Aqui do que se trata é de uma questão de "hierarquias do saber". Já imaginou a confusão que seria no serviço nacional de saúde se obrigassem os médicos a fazer uma carreira única com os novos enfermeiros doutores?! Estes últimos progrediriam muito mais rapidamente na carreira porque, em média, perdem menos tempo com a sua formação inicial politécnica, e depois o Estado acabaria por não ter dinheiro para pagar a tantos doutores enfermeiros e médicos, e lá estaria, mais uma vez, o caldo entornado! Devemos aprender com as lições da história: milhares de professores primários e educadores de infância puderam reformar-se com pouco mais de cinquenta anos de idade porque, aquando da revolucionária criação da carreira única dos professores dos ensinos básico e secundário e dos educadores de infância, verificou-se que, em média, os primários e educadores de infância tinham começado a trabalhar mais cedo do que os professores que tinham formação universitária e, portanto, tinham mais tempo de serviço! Por estas e por outras, os professores do ensino secundário atualmente só podem reformar-se com cerca de 67 anos de idade.
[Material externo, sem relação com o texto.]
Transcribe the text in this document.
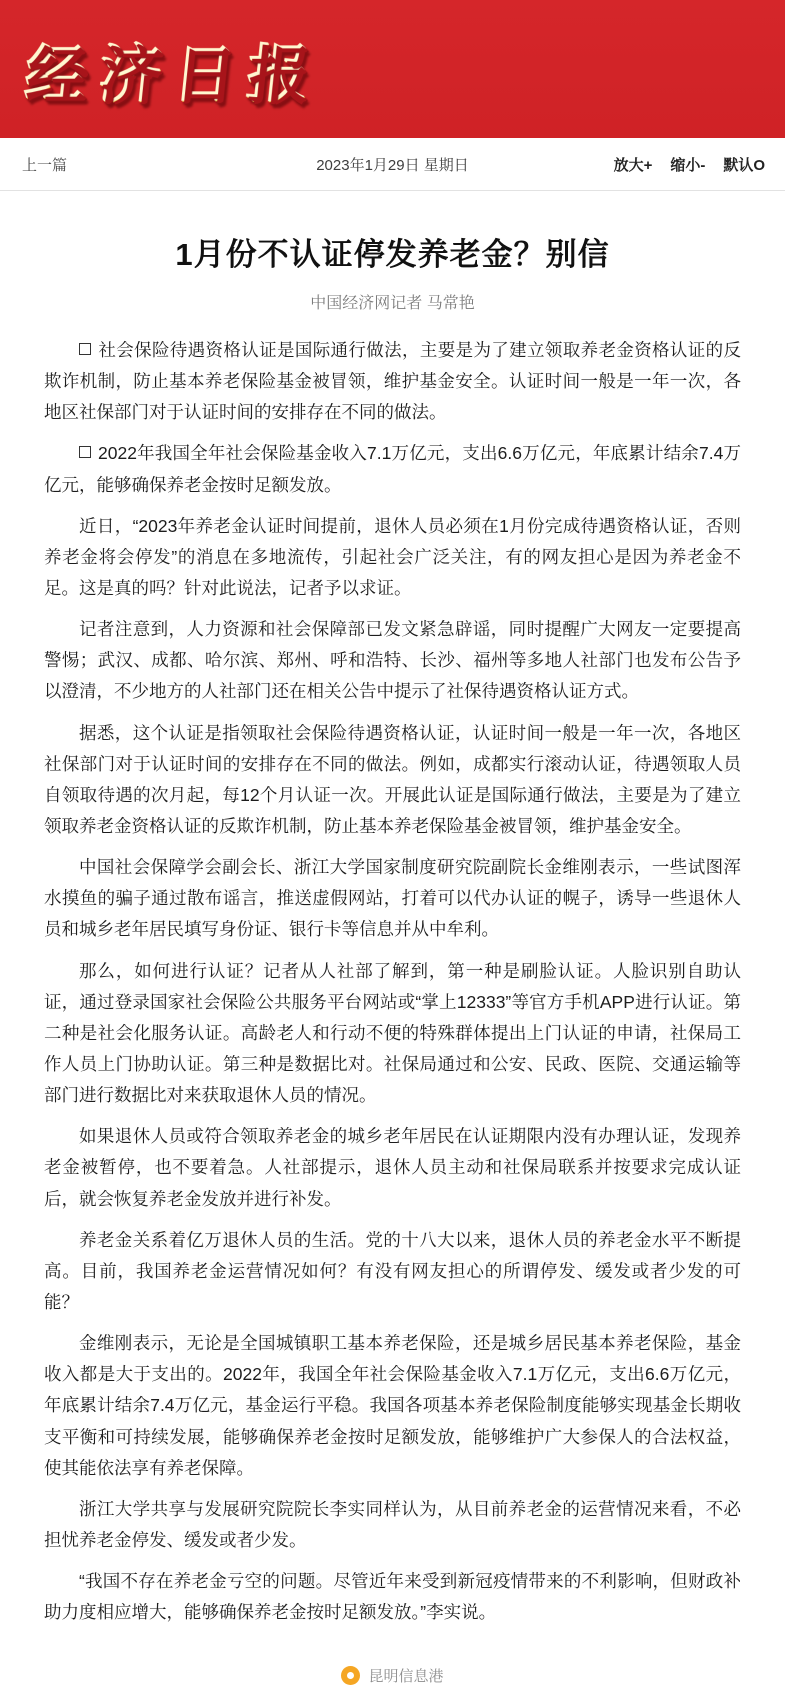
经济日报
上一篇	2023年1月29日 星期日	放大+ 缩小- 默认O
1月份不认证停发养老金？别信
中国经济网记者 马常艳
社会保险待遇资格认证是国际通行做法，主要是为了建立领取养老金资格认证的反欺诈机制，防止基本养老保险基金被冒领，维护基金安全。认证时间一般是一年一次，各地区社保部门对于认证时间的安排存在不同的做法。
2022年我国全年社会保险基金收入7.1万亿元，支出6.6万亿元，年底累计结余7.4万亿元，能够确保养老金按时足额发放。
近日，“2023年养老金认证时间提前，退休人员必须在1月份完成待遇资格认证，否则养老金将会停发”的消息在多地流传，引起社会广泛关注，有的网友担心是因为养老金不足。这是真的吗？针对此说法，记者予以求证。
记者注意到，人力资源和社会保障部已发文紧急辟谣，同时提醒广大网友一定要提高警惕；武汉、成都、哈尔滨、郑州、呼和浩特、长沙、福州等多地人社部门也发布公告予以澄清，不少地方的人社部门还在相关公告中提示了社保待遇资格认证方式。
据悉，这个认证是指领取社会保险待遇资格认证，认证时间一般是一年一次，各地区社保部门对于认证时间的安排存在不同的做法。例如，成都实行滚动认证，待遇领取人员自领取待遇的次月起，每12个月认证一次。开展此认证是国际通行做法，主要是为了建立领取养老金资格认证的反欺诈机制，防止基本养老保险基金被冒领，维护基金安全。
中国社会保障学会副会长、浙江大学国家制度研究院副院长金维刚表示，一些试图浑水摸鱼的骗子通过散布谣言，推送虚假网站，打着可以代办认证的幌子，诱导一些退休人员和城乡老年居民填写身份证、银行卡等信息并从中牟利。
那么，如何进行认证？记者从人社部了解到，第一种是刷脸认证。人脸识别自助认证，通过登录国家社会保险公共服务平台网站或“掌上12333”等官方手机APP进行认证。第二种是社会化服务认证。高龄老人和行动不便的特殊群体提出上门认证的申请，社保局工作人员上门协助认证。第三种是数据比对。社保局通过和公安、民政、医院、交通运输等部门进行数据比对来获取退休人员的情况。
如果退休人员或符合领取养老金的城乡老年居民在认证期限内没有办理认证，发现养老金被暂停，也不要着急。人社部提示，退休人员主动和社保局联系并按要求完成认证后，就会恢复养老金发放并进行补发。
养老金关系着亿万退休人员的生活。党的十八大以来，退休人员的养老金水平不断提高。目前，我国养老金运营情况如何？有没有网友担心的所谓停发、缓发或者少发的可能？
金维刚表示，无论是全国城镇职工基本养老保险，还是城乡居民基本养老保险，基金收入都是大于支出的。2022年，我国全年社会保险基金收入7.1万亿元，支出6.6万亿元，年底累计结余7.4万亿元，基金运行平稳。我国各项基本养老保险制度能够实现基金长期收支平衡和可持续发展，能够确保养老金按时足额发放，能够维护广大参保人的合法权益，使其能依法享有养老保障。
浙江大学共享与发展研究院院长李实同样认为，从目前养老金的运营情况来看，不必担忧养老金停发、缓发或者少发。
“我国不存在养老金亏空的问题。尽管近年来受到新冠疫情带来的不利影响，但财政补助力度相应增大，能够确保养老金按时足额发放。”李实说。
昆明信息港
Acha justo, colega?!

Ana disse...

Os tempos são de uma falta de ética generalizada, despudorada e despenalizada, que permite a muitos entrar pela casa adentro dos seus concidadãos, em programas televisivos como o "Eixo do Mal", por exemplo, para opinarem sobre o que não dominam, impunemente, em registos linguísticos extremados e, frequentemente, indignos, como:
"... não se falou noutra coisa senão na porcaria dos professores".
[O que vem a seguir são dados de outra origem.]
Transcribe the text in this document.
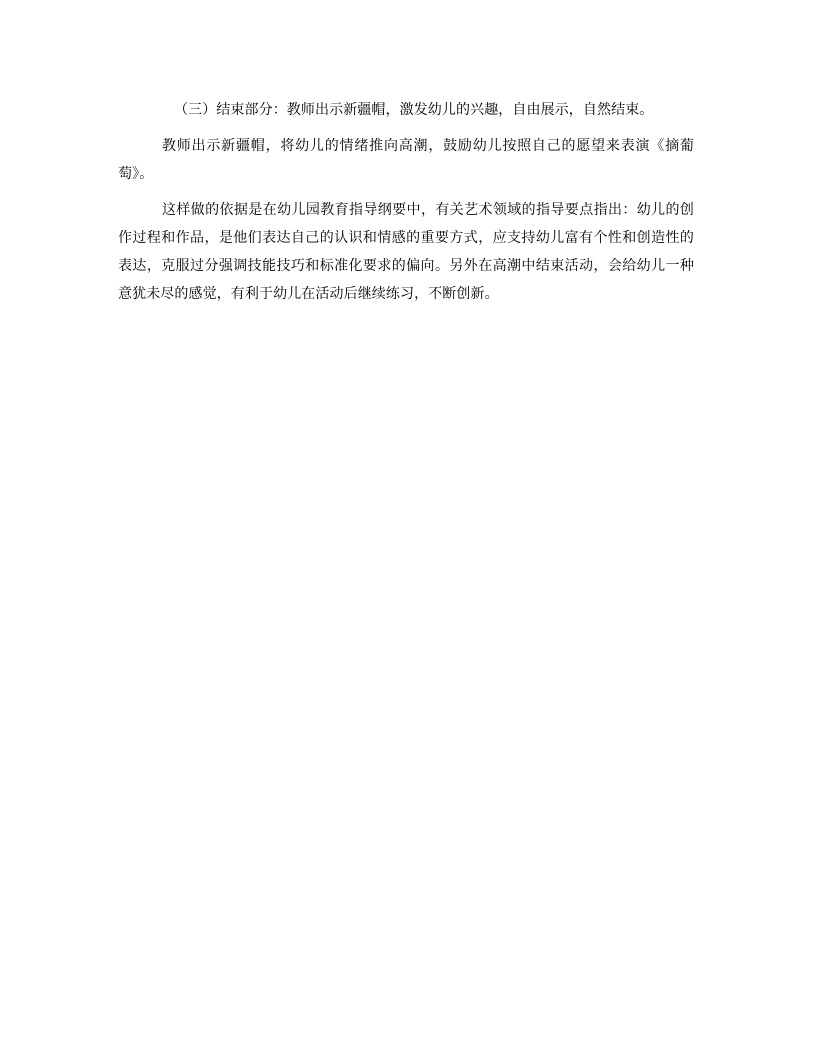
（三）结束部分：教师出示新疆帽，激发幼儿的兴趣，自由展示，自然结束。

教师出示新疆帽，将幼儿的情绪推向高潮，鼓励幼儿按照自己的愿望来表演《摘葡萄》。

这样做的依据是在幼儿园教育指导纲要中，有关艺术领域的指导要点指出：幼儿的创作过程和作品，是他们表达自己的认识和情感的重要方式，应支持幼儿富有个性和创造性的表达，克服过分强调技能技巧和标准化要求的偏向。另外在高潮中结束活动，会给幼儿一种意犹未尽的感觉，有利于幼儿在活动后继续练习，不断创新。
(Pedro Marques Lopes; "Eixo do Mal"- SIC; 23 de maio de 2019).

Anónimo disse...

Desde o dia da nefasta criação da Carreira Única dos Professores dos Ensinos Básico e Secundário e dos Educadores de Infância, filha dileta da Revolução Dos Cravos, a desvalorização do papel do professor (do ensino secundário e com formação universitária), de ensinar, de transmitir um saber, tem prosseguido com uma aceleração alucinante nos últimos tempos, aproximando-se vertiginosamente do precipício pavoroso que é a Reforma da Flexibilidade Curricular.
A grande luta dos sindicatos comunistas, comandados pelo professor primário Mário Nogueira, em conluio com os sucessivos governos, é a defesa encarniçada dos interesses e direitos dos antigos professores primários e educadores de infância, que estiveram sempre na linha da frente na luta contra a ditadura fascista, e desprezo pelos antigos professores do liceu, aos quais custa entender a mensagem simples de que agora a sua função já não é ensinar matérias que exijam estudo aos pobres filhos e filhas das classes operárias.
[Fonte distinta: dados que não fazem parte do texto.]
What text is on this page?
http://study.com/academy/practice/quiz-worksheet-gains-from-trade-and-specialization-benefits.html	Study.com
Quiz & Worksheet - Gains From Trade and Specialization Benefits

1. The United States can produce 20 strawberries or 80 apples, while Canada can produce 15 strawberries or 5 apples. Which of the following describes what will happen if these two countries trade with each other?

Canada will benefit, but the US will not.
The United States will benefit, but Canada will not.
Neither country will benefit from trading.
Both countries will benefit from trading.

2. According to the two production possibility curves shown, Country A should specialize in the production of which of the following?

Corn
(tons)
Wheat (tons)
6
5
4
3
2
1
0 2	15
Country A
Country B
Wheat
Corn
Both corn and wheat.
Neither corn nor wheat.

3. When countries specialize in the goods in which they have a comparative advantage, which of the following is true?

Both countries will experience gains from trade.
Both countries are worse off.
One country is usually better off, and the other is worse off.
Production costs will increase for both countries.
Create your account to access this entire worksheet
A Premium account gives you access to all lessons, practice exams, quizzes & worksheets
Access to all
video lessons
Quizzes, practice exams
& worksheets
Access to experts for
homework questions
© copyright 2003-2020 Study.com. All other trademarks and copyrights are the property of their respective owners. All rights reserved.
Por uma mera questão de igualitarismo radical, dado que agora os comunistas e os tais sucessivos governos já exigem formação politécnica aos primários e educadores de infância, a Maria de Lurdes Rodrigues, apoiando-se nos vastos trabalhos teóricos da Ana Benavente, e de muitos outros, destruiu os horários e condições de trabalho dos professores do secundário. Para não me alongar em argumentos, peço aos meus estimados leitores que encontrem um mínimo de sentido justiça em quem humilhou os professores do ensino secundário com os horários atualmente em vigor:
-Nas escolas secundárias, durante os intervalos, de cinco, dez, ou quinze minutos, entre os tempos letivos, de quarenta e cinco, ou cinquenta minutos, contabilizados a toque de campainha, os professores podem deslocar-se à casa de banho ou aonde quiserem, dentro da escola, mas, nesses intervalos, não recebem um cêntimo do Estado! Nem os odiosos capitalistas, inimigos dos comunistas da fenprof, tratam tão mal os seus empregados!